Divulgation obligatoire

Les curateurs doivent divulguer stratégies, ratios de levier, expositions aux contreparties et paramètres de risque dans des formats standardisés. L’argument de protection des stratégies propriétaires est souvent fallacieux. La plupart sont des variantes connues d’agriculture de rendement. Une divulgation en temps réel des ratios de levier et concentrations permettrait aux utilisateurs de comprendre les risques pris.

Preuve de réserves

Les protocoles doivent exiger la preuve de réserves des curateurs gérant des dépôts au-delà du seuil. Les techniques cryptographiques sont matures. Les arbres de Merkle attestent la solvabilité sans révéler les positions ; les preuves à divulgation nulle permettent de vérifier les ratios de réserves sans exposer les stratégies. L’absence de preuve de réserves doit disqualifier le curateur, ce qui aurait empêché Stream Finance d’opérer avec 300 millions de dollars hors chaîne invérifiables.

Limites de concentration

Les protocoles doivent imposer des limites de concentration empêchant les curateurs d’allouer des parts excessives à une seule contrepartie. Elixir avait alloué 65 % de ses réserves de deUSD à Stream via des coffres Morpho privés, exposant le protocole à une faillite systémique. Des limites de 10 à 20 % doivent être codées dans les contrats intelligents, pour éviter ce scénario.
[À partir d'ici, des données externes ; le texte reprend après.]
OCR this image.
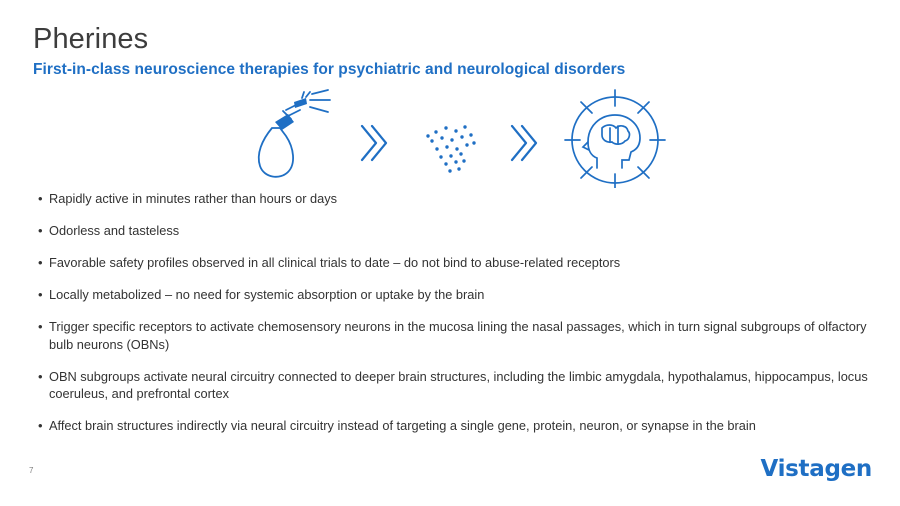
Pherines
First-in-class neuroscience therapies for psychiatric and neurological disorders
• Rapidly active in minutes rather than hours or days
• Odorless and tasteless
• Favorable safety profiles observed in all clinical trials to date – do not bind to abuse-related receptors
• Locally metabolized – no need for systemic absorption or uptake by the brain
• Trigger specific receptors to activate chemosensory neurons in the mucosa lining the nasal passages, which in turn signal subgroups of olfactory bulb neurons (OBNs)
• OBN subgroups activate neural circuitry connected to deeper brain structures, including the limbic amygdala, hypothalamus, hippocampus, locus coeruleus, and prefrontal cortex
• Affect brain structures indirectly via neural circuitry instead of targeting a single gene, protein, neuron, or synapse in the brain
7	Vistagen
Responsabilité du protocole

Les protocoles qui tirent des revenus de l’activité des curateurs doivent assumer une part de responsabilité pour les risques générés. Cela peut passer par des fonds d’assurance financés par les frais du protocole, ou par la sélection des curateurs selon leur historique ou leur transparence. Le modèle actuel, où les protocoles perçoivent les frais sans responsabilité, est économiquement incohérent. Les intermédiaires rémunérés doivent assumer leur part de responsabilité.

Conclusion

Le modèle curateur, tel qu’il existe aujourd’hui, entretient un vide de responsabilité où des milliards de dollars d’utilisateurs sont gérés sans contrainte ni conséquence réelle. Ce n’est pas une remise en cause du modèle : l’efficience du capital et la spécialisation des risques sont de vrais atouts. Mais le modèle requiert des mécanismes de responsabilité, que la finance traditionnelle n’a acquis qu’après des siècles de crises coûteuses. La DeFi doit concevoir ses propres mécanismes, adaptés à ses spécificités, mais elle ne peut ignorer la responsabilité et espérer des résultats différents. La structure actuelle garantit des échecs récurrents, qui se poursuivront tant que l’industrie n’aura pas admis que tout intermédiaire rémunéré doit assumer la responsabilité des risques créés.